I guess I'm just confused at having such a huge discrepancy between the last batch and this one as far as attenuation, unfermentables etc goes. Figured the unfermentables would be the same from the first one to this one, and that I would get at least close to 80% attenuation considering the Pacman used. Using your calculations, I'm still only at 77%, when the last batch would have been 84%. I've read of Pacman routinely hitting 80%, and that's what I got with the Dead Guy.

So you wouldn't consider the unfermentables in the OG, only in the FG? Meaning you wouldn't subtract the .008 from the OG? Seems mathematically unbalanced for some reason :cross: You say the extract alone would give me 90, but I ended up with ~87, with the steeped grains included. So my actual OG would then be 79, since I have to take out the 8 from the grains? If the extract(90)+unfermentables(8) is 98, it would mean both of my hydrometers read 11 or 19 points low :confused: What am I missing here lol
 
istuntmanmike said:
So you wouldn't consider the unfermentables in the OG, only in the FG? Meaning you wouldn't subtract the .008 from the OG? Seems mathematically unbalanced for some reason :cross:

Crystal malts will add to your OG, just like any malt; however, the process that the use makes the the sugars unable to be fermented by beer yeast. That's why they will add to your OG AND FG. Those sugars are left in the beer after fermentation so they are called residual sugars. The more crystal malt you have then the more residual sugars you have, and as a result, you will have a higher FG.
 
I think I'll get some dry yeast packets and try a fast ferment test on a sample, and if it's done it's done.

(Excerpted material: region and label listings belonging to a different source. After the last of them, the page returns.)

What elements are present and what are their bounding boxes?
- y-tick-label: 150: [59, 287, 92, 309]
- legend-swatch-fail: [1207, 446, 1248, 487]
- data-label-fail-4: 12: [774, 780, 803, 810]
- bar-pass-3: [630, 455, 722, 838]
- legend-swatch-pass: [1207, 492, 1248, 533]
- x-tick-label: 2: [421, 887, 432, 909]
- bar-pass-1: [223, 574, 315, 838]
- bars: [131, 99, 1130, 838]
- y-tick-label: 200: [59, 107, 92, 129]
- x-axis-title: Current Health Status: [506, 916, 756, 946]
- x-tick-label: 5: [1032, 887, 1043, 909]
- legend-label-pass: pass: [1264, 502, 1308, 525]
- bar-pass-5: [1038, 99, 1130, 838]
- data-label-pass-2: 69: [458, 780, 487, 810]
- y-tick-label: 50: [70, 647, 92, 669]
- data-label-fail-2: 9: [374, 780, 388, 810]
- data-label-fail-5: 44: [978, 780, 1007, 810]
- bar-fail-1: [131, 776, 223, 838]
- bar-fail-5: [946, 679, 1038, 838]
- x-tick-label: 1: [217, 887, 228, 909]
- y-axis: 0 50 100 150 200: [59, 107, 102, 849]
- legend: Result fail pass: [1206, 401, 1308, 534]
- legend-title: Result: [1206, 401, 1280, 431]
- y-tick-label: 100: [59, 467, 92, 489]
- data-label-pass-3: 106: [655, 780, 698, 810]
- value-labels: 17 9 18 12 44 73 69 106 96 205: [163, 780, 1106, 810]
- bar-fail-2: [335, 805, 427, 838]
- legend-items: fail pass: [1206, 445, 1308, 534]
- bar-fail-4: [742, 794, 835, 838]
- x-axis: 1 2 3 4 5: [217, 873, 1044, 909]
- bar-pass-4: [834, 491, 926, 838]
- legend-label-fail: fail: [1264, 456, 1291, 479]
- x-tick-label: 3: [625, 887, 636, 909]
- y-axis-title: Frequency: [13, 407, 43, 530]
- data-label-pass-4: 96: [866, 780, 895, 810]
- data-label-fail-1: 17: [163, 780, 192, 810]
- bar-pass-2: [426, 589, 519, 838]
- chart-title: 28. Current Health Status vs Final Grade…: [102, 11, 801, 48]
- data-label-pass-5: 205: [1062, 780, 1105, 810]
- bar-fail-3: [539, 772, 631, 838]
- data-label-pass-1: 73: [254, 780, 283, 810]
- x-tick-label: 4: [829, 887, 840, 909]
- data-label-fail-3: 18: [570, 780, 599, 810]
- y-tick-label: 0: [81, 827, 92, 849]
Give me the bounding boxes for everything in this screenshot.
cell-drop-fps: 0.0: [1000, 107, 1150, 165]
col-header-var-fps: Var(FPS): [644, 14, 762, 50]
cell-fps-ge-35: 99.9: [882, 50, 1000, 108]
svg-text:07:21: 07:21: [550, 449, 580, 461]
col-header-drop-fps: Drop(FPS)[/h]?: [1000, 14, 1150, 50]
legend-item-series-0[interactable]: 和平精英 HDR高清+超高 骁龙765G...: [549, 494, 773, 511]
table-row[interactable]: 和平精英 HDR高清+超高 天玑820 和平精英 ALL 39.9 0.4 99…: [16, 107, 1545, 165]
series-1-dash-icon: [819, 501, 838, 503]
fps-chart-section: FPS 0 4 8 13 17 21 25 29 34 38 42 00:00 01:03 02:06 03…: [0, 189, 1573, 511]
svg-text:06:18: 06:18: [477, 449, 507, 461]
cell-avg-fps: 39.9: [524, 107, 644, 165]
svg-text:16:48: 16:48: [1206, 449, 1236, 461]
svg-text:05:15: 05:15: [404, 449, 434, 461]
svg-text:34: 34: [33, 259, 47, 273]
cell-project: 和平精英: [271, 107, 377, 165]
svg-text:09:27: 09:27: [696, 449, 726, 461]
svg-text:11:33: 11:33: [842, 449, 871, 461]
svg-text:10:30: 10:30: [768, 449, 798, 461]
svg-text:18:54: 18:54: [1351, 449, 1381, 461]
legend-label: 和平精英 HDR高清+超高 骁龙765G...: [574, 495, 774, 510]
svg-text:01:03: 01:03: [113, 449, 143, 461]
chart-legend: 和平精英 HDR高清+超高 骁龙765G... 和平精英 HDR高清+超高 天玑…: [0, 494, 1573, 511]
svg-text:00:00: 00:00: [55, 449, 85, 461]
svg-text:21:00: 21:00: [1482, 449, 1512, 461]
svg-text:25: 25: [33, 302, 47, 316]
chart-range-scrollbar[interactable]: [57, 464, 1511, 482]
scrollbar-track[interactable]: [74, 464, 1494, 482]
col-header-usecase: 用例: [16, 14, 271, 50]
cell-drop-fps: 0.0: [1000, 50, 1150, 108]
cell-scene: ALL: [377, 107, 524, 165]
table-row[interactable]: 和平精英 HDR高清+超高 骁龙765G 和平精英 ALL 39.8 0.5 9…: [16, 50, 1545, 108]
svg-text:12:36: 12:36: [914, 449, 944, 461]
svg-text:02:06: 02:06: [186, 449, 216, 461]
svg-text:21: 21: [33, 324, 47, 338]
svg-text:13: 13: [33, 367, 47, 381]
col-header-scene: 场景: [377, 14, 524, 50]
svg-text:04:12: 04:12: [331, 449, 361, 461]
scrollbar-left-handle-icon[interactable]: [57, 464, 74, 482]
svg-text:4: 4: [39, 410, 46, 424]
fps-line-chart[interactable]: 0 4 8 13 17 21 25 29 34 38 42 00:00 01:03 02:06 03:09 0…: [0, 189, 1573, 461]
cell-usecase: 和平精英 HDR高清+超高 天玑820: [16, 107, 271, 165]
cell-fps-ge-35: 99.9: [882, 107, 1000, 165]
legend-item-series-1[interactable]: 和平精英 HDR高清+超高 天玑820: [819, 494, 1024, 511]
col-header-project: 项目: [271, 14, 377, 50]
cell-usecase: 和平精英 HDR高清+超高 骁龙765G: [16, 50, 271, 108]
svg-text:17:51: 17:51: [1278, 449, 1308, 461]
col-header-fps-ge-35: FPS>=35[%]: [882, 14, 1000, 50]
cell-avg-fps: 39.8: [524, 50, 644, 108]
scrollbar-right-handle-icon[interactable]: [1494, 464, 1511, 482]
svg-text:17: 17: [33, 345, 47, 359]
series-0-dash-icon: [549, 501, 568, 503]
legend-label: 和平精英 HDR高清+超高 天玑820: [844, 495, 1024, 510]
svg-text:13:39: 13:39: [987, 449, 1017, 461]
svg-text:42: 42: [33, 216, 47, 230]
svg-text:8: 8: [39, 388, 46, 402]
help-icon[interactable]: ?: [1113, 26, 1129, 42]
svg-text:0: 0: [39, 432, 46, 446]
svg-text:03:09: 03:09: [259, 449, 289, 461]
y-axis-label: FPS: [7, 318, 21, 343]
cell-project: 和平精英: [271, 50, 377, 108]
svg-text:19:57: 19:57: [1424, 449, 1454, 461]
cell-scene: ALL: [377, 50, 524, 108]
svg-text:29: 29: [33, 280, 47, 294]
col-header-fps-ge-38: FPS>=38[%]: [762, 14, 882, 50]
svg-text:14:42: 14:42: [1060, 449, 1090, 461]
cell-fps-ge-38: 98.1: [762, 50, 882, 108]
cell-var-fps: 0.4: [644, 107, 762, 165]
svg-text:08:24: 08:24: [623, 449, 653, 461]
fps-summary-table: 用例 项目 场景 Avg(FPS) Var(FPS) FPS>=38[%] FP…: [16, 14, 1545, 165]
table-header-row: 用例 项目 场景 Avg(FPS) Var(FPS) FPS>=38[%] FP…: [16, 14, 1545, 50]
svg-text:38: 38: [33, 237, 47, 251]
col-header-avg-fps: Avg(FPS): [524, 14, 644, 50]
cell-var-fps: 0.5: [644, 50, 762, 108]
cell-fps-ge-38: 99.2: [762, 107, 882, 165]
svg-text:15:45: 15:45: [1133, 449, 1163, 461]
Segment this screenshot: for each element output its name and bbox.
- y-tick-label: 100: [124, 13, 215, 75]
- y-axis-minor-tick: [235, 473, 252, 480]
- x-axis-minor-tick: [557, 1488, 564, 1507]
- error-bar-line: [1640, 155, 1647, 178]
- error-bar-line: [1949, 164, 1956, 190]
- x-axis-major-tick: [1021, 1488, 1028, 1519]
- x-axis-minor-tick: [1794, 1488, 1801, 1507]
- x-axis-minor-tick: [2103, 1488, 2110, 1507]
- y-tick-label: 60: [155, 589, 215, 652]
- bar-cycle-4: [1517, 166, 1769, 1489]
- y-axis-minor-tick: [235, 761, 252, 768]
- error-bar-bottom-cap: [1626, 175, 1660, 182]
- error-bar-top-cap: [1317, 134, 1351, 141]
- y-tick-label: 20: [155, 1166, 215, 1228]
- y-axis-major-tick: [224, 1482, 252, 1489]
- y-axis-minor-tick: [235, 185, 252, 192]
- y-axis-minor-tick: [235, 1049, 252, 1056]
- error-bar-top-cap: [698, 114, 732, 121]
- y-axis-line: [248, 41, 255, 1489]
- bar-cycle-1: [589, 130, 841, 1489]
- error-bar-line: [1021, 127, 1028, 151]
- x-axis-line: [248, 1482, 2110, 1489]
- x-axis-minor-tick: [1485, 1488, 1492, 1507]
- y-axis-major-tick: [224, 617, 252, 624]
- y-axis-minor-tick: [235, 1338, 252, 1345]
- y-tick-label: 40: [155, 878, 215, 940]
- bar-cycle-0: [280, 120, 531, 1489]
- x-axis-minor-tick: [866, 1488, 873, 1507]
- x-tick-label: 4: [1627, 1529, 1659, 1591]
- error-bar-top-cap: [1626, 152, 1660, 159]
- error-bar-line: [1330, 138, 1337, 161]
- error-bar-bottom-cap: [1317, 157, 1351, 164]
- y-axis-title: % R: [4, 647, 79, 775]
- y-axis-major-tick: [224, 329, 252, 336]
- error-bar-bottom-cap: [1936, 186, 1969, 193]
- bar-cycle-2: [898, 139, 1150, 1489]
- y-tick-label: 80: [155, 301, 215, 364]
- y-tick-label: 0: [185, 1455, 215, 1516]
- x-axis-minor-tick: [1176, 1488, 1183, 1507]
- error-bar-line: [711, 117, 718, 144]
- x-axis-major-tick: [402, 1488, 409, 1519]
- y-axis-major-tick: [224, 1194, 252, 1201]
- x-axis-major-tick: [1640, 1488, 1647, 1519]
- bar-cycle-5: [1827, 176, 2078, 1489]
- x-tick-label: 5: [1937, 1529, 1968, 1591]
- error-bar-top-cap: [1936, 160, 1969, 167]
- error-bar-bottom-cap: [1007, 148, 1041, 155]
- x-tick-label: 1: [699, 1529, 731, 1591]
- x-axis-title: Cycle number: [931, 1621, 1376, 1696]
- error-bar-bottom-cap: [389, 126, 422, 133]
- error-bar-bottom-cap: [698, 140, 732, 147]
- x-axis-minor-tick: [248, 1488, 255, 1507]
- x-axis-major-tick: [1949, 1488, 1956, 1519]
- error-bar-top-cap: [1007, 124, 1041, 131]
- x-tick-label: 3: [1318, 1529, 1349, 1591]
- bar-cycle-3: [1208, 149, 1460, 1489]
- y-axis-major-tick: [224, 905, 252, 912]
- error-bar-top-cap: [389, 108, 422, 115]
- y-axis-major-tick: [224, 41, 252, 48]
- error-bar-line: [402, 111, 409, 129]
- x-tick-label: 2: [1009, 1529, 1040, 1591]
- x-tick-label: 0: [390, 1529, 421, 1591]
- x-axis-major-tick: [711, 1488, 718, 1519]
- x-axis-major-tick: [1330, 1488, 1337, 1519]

I've still got to dry hop it and sitting in the primary a little longer won't hurt anything. As long as they won't explode cuz it's actually done I'll be fine with them.
 
I had one like this that ended super high. In my case it was definitely unfermentables. Used way too much dark malt. It was about 3.5% alcohol and caused lots of gas.

You might hit it with lalvin ec-1118 for 99 cents and if it's just a stuck fermentation you might be able to get it to restart. Ingredients and yeasts can vary from batch to batch.
 
9lb Extra light LME
3lb light DME

1.25lb Crystal 15L
1lb Crystal 40L

The first batch was the same, except only 2lb of DME, and it finished ~1.020.

This is a pretty simple recipe. If you made 5 gallons, you will have gotten an OG of 1.108 per BeerSmith (I'm assuming you get 50% of the sugars from the crystal). You can get a false reading, if the wort was not fully mixed; it happens a lot.

1.108 to 1.028 = 74% attenuation. Considering the amount of unfermentable crystal you have in there, that's pretty good.

This is also putting you at 10.5% abv. This is a big beer, and yeast can stall if you don't provide it sufficient O2 at the start of fermentation.


The reason I removed the unfermentable crystal sugars when I calculated the attenuation before is because they distort the calculation. They are extra sugars that you have added that the yeast just can't work on. If you made this same beer in exactly the same way, without the Crystal, your OG would have been 1.100 (per the Beersmith calc noted above) and your FG would be 1.020; Thus the yeast would have had an attenuation of 80% of the sugars that it could work with.